As far as I know, Bill Donohue has not yet seen "The Golden Compass." I have. I suspect it would piss him off. If you're offended at depictions of what the narration refers to as a "ruling power fearing any truth but their own," an entity Nicole Kidman's character describes as protecting its flock from "messy thoughts and unhappy feelings," then this is not the movie for you. While not as direct as the books -- director Chris Weitz removed references to the Church from the script, saying, "I thought it would be unnecessarily provocative and hurtful to certain individuals" -- the film's potentially subversive message of the power of truth telling and independent thought remains intact. I think the dwindling number of us who still call ourselves Catholic can handle it -- it's the folks hoping for a harsher critique of the Church who will likely be more offended.

My only objection to the film isn't philosophical, it's practical: The movie is pretty damn intense. There's child abduction, cruelty, violence and a bear-on-bear battle that drew gasps from the audience I saw it with. Lucy, who is still wrecked over the ending of "Harry Potter and the Half Blood Prince," and I will have to work together to decide when she's ready for this.
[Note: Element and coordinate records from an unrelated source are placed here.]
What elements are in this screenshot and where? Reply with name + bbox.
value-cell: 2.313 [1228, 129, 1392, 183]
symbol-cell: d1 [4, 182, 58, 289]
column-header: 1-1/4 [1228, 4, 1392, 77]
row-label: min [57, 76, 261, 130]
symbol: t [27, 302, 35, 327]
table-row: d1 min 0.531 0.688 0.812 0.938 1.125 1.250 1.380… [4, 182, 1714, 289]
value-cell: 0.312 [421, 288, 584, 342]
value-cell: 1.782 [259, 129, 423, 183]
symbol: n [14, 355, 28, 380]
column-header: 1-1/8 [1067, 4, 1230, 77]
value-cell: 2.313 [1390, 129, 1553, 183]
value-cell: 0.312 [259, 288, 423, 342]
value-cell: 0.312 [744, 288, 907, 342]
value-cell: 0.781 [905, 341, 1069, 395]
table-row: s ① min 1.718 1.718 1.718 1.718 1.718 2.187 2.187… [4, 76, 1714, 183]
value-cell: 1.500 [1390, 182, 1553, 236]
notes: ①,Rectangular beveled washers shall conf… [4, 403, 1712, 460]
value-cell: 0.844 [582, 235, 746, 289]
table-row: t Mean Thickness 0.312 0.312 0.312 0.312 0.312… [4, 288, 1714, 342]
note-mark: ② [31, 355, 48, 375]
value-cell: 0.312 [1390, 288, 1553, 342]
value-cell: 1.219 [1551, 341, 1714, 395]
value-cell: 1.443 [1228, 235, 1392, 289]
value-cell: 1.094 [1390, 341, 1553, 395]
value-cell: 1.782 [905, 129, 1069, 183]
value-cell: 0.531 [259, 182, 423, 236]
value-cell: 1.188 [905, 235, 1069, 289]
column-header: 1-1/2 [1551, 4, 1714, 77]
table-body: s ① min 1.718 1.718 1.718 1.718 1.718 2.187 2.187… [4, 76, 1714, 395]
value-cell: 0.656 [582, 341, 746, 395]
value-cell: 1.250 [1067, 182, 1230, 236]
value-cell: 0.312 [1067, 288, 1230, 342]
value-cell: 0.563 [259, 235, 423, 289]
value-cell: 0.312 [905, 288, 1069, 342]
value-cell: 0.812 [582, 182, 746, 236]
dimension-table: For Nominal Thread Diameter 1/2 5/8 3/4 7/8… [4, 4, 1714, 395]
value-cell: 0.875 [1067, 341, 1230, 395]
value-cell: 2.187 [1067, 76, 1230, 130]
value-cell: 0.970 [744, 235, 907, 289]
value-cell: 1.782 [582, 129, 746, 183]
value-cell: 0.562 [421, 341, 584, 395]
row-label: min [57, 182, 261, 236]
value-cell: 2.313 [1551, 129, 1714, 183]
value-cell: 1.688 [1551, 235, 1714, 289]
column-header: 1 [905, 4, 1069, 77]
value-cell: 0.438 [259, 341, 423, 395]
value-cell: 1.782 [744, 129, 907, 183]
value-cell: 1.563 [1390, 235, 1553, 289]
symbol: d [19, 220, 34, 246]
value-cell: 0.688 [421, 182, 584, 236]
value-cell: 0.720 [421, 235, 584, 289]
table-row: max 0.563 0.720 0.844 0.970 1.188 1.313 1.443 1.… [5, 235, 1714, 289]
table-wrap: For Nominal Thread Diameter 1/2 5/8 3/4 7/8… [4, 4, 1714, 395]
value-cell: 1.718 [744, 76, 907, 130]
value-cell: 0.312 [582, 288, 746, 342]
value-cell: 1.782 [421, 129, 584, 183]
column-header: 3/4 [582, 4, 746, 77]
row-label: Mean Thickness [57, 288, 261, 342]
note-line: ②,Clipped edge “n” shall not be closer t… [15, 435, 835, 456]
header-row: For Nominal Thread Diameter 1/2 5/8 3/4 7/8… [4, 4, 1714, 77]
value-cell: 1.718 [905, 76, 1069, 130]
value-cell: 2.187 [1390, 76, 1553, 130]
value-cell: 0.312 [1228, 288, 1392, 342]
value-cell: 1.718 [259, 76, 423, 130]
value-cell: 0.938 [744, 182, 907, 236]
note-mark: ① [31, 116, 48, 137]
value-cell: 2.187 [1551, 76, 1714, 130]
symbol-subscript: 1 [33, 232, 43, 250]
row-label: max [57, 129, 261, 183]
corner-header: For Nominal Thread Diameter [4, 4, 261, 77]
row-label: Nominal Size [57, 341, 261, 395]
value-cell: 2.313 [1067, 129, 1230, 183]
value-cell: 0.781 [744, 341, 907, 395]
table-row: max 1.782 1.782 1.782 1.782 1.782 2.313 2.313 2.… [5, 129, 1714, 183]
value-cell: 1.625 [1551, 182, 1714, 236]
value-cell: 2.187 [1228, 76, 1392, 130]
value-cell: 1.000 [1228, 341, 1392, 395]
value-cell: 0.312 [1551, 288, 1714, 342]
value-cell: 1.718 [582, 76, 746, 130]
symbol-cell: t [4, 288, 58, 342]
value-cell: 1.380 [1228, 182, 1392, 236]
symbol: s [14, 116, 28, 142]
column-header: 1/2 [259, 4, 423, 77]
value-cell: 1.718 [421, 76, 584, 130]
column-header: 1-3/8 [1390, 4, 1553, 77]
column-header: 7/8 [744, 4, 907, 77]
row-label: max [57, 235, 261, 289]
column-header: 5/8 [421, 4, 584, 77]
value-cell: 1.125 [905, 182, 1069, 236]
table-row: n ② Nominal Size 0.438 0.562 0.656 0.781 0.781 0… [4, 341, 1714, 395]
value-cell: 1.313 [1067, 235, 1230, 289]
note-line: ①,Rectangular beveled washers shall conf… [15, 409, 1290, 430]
And my 3-year-old, who shrieked at "Enchanted," is definitely sitting this one out for a few years.

Every parent filters. I am as quick as anyone to put the kibosh on any book, movie or toy that espouses a negative or dubious philosophy. But I have far more concerns for my daughters and their values when they beg for Bratz dolls or over-identify with Disney princesses. And I'll be OK if the girls who dressed for Halloween this year as Hermione Granger and Chihiro from "Spirited Away" one day discover Pullman's brave, intelligent, resourceful heroine Lyra Belacqua.

I want my children to understand that human beings and institutions are fallible. That sometimes those who claim moral authority can traffic in corruption and abuse. I want them to be angry at every wrong perpetuated in the name of God. To question authority. To be feisty troublemakers for positive change. I've told my daughters that no one knows for certain that there's a God or a heaven. I always thought that was the beauty of faith -- that it rests on our willingness to believe in the things we can't prove, to consider, when we look up at the stars or contemplate the elegance of a DNA sequence, the possibility of a higher architecture. I hope that my daughters will find contentment and community in their religion. But I would rather they grow up to be kind, generous unbelievers than sanctimonious, blindly dogmatic Christians.

At the end of "The Golden Compass," the witch Serafina foretells of a coming war, one that will affect everyone. The stakes, she says, are nothing less than our free will. Coincidentally, not long ago Lucy came home from Sunday school, bursting to tell me the story of Adam and Eve. "The snake made the woman eat an apple," she said cheerfully, "and that's why it hurts when we have babies."

"Yeah, maybe," I replied, with all the restraint in my arsenal. "But maybe the story is about something else." Maybe, I told her, it's about the point in our evolution when we got our souls. When we started using reason as well as instinct. Because you know what makes us human? Our ability to make our own choices. I told her that I don't believe in a God who kicked us out of paradise to punish us. I believe in one who put us in a world of wonders, to challenge us to figure it out.

By Mary Elizabeth Williams

Mary Elizabeth Williams is a senior writer for Salon and author of "A Series of Catastrophes & Miracles."